Decidi pois homenageá-la apropriando-me do seu próprio, digamos assim, processo criativo. Vai daí apropriei-me de um objecto pré-existente (fui às Caldas, comprei um vaso de 3 litros, o maior que encontrei) cheguei a casa, depositei-o sobre um plinto do atelier e deixei-o posar. Já tinha o meu objecto, devidamente “descontextualizado". Faltava "subvertê-lo”.
Há lá coisa mais portuguesa do que um das Caldas, pensei eu entretanto, satisfeito, de mim para comigo.
- Só se for uma renda de Bilros, disse-me a voz do anjo - o que, de imediato, desencadeou em mim uma “engenhosa operação de deslocação, reminiscência das gramáticas nouveau-realiste e Pop”: fui à rua da República, na Figueira da Foz e comprei, numa retrosaria que ainda lá há, umas rendas de confecção industrial que pensei poderem oferecer uma visão cúmplice, mas simultaneamente crítica da sociedade contemporânea e dos vários aspectos que servem os enunciados de identidade colectiva, em especial aqueles que dizem respeito ao estatuto da mulher, diferenciação classista, ou identidade nacional”.
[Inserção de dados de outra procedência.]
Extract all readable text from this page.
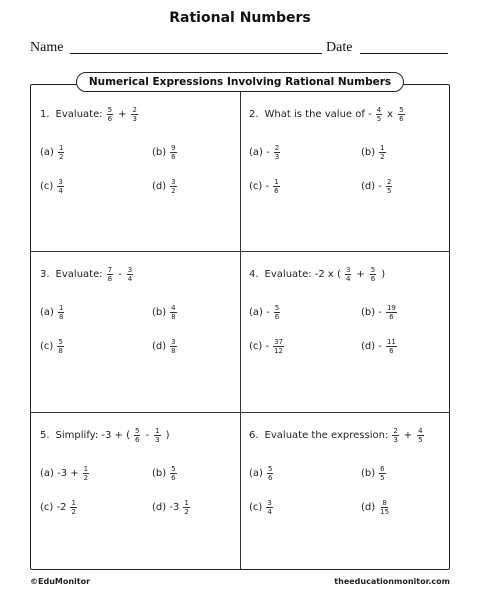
Rational Numbers
Name	Date
Numerical Expressions Involving Rational Numbers
1. Evaluate: $\frac{5}{6} + \frac{2}{3}$
$(a) \frac{1}{2}$	$(b) \frac{9}{6}$
$(c) \frac{3}{4}$	$(d) \frac{3}{2}$
2. What is the value of - $\frac{4}{5}$ x $\frac{5}{6}$
$(a) - \frac{2}{3}$	$(b) \frac{1}{2}$
$(c) - \frac{1}{6}$	$(d) - \frac{2}{5}$
3. Evaluate: $\frac{7}{8} - \frac{3}{4}$
$(a) \frac{1}{8}$	$(b) \frac{4}{8}$
$(c) \frac{5}{8}$	$(d) \frac{3}{8}$
4. Evaluate: -2 x ( $\frac{3}{4} + \frac{5}{6}$ )
$(a) - \frac{5}{6}$	$(b) - \frac{19}{6}$
$(c) - \frac{37}{12}$	$(d) - \frac{11}{6}$
5. Simplify: -3 + ( $\frac{5}{6} - \frac{1}{3}$ )
(a) $-3 + \frac{1}{2}$	$(b) \frac{5}{6}$
(c) $-2 \frac{1}{2}$	(d) $-3 \frac{1}{2}$
6. Evaluate the expression: $\frac{2}{3} + \frac{4}{5}$
$(a) \frac{5}{6}$	$(b) \frac{6}{5}$
$(c) \frac{3}{4}$	$(d) \frac{8}{15}$
©EduMonitor	theeducationmonitor.com
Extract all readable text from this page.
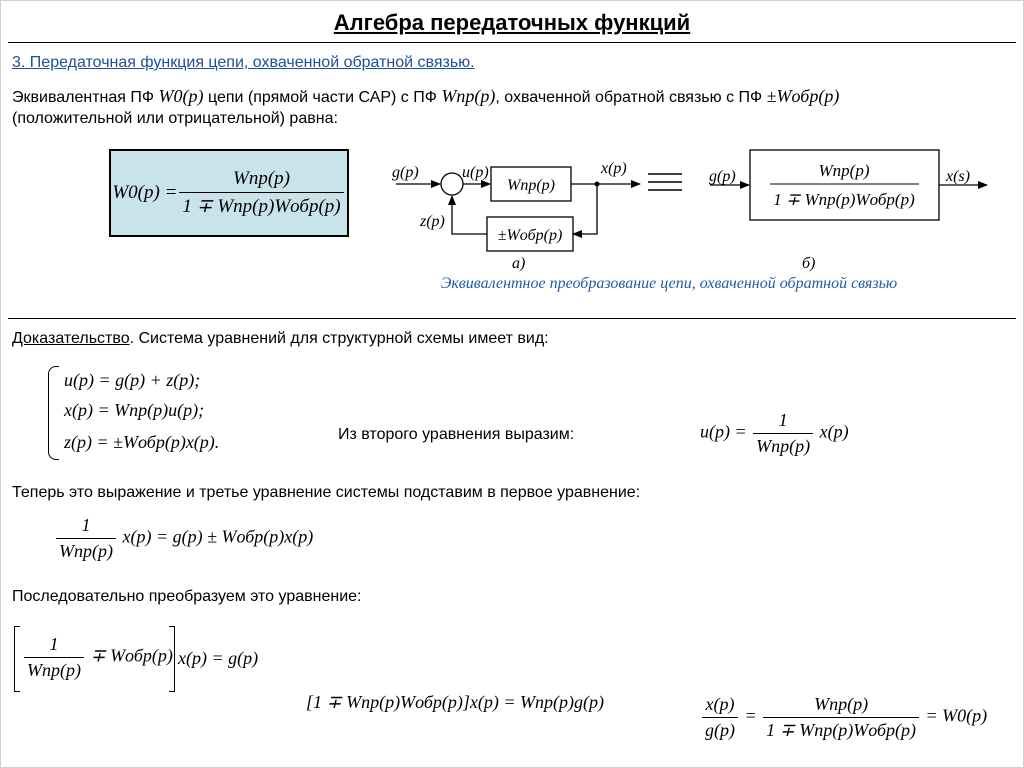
Алгебра передаточных функций
3. Передаточная функция цепи, охваченной обратной связью.
Эквивалентная ПФ W0(p) цепи (прямой части САР) с ПФ Wпр(p), охваченной обратной связью с ПФ ±Wобр(p)
(положительной или отрицательной) равна:
$W0(p) = \frac{\text{Wпр(p)}}{\text{1 ∓ Wпр(p)Wобр(p)}}$	g(p)	u(p)	x(p)
z(p)
Wпр(p)
±Wобр(p)
а)
Wпр(p)
1 ∓ Wпр(p)Wобр(p)
g(p)	x(s)
б)
Эквивалентное преобразование цепи, охваченной обратной связью
Доказательство. Система уравнений для структурной схемы имеет вид:
u(p) = g(p) + z(p);
x(p) = Wпр(p)u(p);
z(p) = ±Wобр(p)x(p).	Из второго уравнения выразим:	$u(p) = \frac{1}{\text{Wпр(p)}} x(p)$
Теперь это выражение и третье уравнение системы подставим в первое уравнение:
$\frac{1}{\text{Wпр(p)}} x(p) = g(p)$ ± Wобр(p)x(p)
Последовательно преобразуем это уравнение:
$\frac{1}{\text{Wпр(p)}}$ ∓ Wобр(p) x(p) = g(p)
[1 ∓ Wпр(p)Wобр(p)]x(p) = Wпр(p)g(p)	$\frac{x(p)}{g(p)} = \frac{\text{Wпр(p)}}{\text{1 ∓ Wпр(p)Wобр(p)}} = W0(p)$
E pronto. Já tinha o meu ready-made acabado e onde é bem visível um discurso atento às idiossincrasias contemporâneas, onde as dicotomias artesanal/industrial, privado/público, tradição/modernidade e cultura popular/cultura erudita surgem investidas de afinidades aptas a renovar os habituais fluxos de significação característicos da contemporaneidade. Assinei em baixo. Está desde 30 de Novembro em exposição no Tubo d’Ensaio d’Artes, em estreia mundial, até ao fim deste mês.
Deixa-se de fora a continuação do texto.